Secondary angle closure glaucoma can occur due to ciliary body (CB) swelling secondary to vortex vein obstruction (venous stasis), drugs or infammation.

Vortex vein obstruction occurs secondary to extensive PRP or CRVO producing angle closure glaucoma similar to scleral buckling procedures. It is a self limiting condition and will resolve with or without medical therapy. Laser PI has no role in this condition.

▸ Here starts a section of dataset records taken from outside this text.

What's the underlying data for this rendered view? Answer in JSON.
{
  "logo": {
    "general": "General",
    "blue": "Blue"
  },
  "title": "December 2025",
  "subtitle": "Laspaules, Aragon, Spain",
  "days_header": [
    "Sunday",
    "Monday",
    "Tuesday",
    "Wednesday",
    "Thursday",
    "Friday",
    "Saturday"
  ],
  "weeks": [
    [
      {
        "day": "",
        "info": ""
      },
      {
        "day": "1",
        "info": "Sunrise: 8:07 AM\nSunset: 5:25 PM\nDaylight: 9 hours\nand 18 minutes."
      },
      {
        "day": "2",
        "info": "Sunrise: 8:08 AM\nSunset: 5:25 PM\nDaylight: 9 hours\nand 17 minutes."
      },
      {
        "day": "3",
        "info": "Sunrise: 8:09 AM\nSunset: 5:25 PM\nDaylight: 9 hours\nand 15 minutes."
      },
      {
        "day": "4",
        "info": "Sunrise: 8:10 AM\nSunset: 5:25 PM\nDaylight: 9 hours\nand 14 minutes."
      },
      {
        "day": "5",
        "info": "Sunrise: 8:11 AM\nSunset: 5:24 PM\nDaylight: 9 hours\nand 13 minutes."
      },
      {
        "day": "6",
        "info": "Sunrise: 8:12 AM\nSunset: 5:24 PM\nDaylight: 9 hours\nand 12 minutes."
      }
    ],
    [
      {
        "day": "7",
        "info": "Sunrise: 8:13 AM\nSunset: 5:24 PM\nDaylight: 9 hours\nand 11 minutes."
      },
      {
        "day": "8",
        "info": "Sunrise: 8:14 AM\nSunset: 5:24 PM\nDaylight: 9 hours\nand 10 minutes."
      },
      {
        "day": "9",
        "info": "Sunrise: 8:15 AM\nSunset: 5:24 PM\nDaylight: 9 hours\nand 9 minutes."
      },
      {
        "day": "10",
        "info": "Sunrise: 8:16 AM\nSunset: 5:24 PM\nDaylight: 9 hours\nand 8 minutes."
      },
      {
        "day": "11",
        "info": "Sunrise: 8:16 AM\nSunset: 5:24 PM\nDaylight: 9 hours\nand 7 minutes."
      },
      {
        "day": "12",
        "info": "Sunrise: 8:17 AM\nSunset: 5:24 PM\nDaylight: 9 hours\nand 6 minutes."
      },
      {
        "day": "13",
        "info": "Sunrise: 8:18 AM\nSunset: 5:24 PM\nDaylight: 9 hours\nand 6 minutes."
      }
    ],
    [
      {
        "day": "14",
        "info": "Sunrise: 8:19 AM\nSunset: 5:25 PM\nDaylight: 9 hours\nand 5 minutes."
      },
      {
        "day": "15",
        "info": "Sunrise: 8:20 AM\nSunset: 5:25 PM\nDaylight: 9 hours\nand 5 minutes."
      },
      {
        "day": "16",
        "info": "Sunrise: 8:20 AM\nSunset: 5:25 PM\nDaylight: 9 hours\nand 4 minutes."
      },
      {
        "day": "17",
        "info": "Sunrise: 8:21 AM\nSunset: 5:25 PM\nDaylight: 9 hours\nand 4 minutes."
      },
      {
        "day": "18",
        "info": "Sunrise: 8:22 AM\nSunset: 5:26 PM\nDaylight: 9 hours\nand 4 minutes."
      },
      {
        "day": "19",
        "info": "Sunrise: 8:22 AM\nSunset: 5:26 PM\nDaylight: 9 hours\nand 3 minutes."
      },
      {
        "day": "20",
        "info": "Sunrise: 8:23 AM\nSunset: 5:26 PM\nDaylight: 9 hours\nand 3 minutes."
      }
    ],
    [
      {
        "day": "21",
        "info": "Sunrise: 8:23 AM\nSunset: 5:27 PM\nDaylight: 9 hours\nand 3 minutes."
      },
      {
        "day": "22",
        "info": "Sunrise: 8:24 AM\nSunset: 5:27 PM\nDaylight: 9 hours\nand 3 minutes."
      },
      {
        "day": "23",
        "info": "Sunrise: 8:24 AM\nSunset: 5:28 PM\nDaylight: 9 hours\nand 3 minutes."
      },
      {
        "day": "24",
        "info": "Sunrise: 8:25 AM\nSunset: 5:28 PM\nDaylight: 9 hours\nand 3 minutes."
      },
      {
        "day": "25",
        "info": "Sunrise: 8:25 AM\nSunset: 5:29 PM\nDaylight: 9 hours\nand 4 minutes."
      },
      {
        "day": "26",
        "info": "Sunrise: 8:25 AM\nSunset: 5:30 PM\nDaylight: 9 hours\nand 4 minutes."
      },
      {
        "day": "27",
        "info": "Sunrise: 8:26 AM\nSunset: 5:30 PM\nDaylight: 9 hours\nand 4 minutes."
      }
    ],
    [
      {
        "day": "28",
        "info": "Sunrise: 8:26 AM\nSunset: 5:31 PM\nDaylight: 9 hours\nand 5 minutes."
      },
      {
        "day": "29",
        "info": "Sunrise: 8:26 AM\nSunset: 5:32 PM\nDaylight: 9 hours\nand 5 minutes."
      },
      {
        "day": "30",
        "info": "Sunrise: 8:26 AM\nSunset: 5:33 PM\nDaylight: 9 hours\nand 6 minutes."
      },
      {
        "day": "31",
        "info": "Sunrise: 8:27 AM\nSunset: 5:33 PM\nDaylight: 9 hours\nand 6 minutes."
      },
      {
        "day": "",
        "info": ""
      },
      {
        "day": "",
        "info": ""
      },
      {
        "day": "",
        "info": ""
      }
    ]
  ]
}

Ciliary body swelling secondary to drug use is an idiosyncratic reaction causing relaxation of zonules, anterolateral rotation of the ciliary body leading to anterior displacement of iris–lens diaphragm producing induced myopia. Cho-roidal detachment and supraciliary effusions are frequently present detected by UBM. Sulfa-based drugs are associated with this type of secondary angle closure glaucomas like topiramate[77] (Figs 3A and B), acetazolamide,[78] hydrochloro-thiazide and contrimoxazole. It presents as bilateral angle closure glaucoma. The management requires stopping of the drug, instituting aqueous suppressants and cycloplegics.[79] Miotics, topical and systemic carbonic anhydrase inhibitors are contraindicated and laser PI has no role.

Figs 3A and B

(A) Shallow anterior chamber depth due to topiramate induced angle closure, (B) UBM showing supraciliary effusion following topiramate intake causing secondary angle closure

CONCLUSION

Secondary angle closure glaucomas require meticulous history taking, clinical examination, if necessary anterior segment imagings like UBM to identify the specific cause if possible and formulate a treatment plan to avoid ocular morbidity.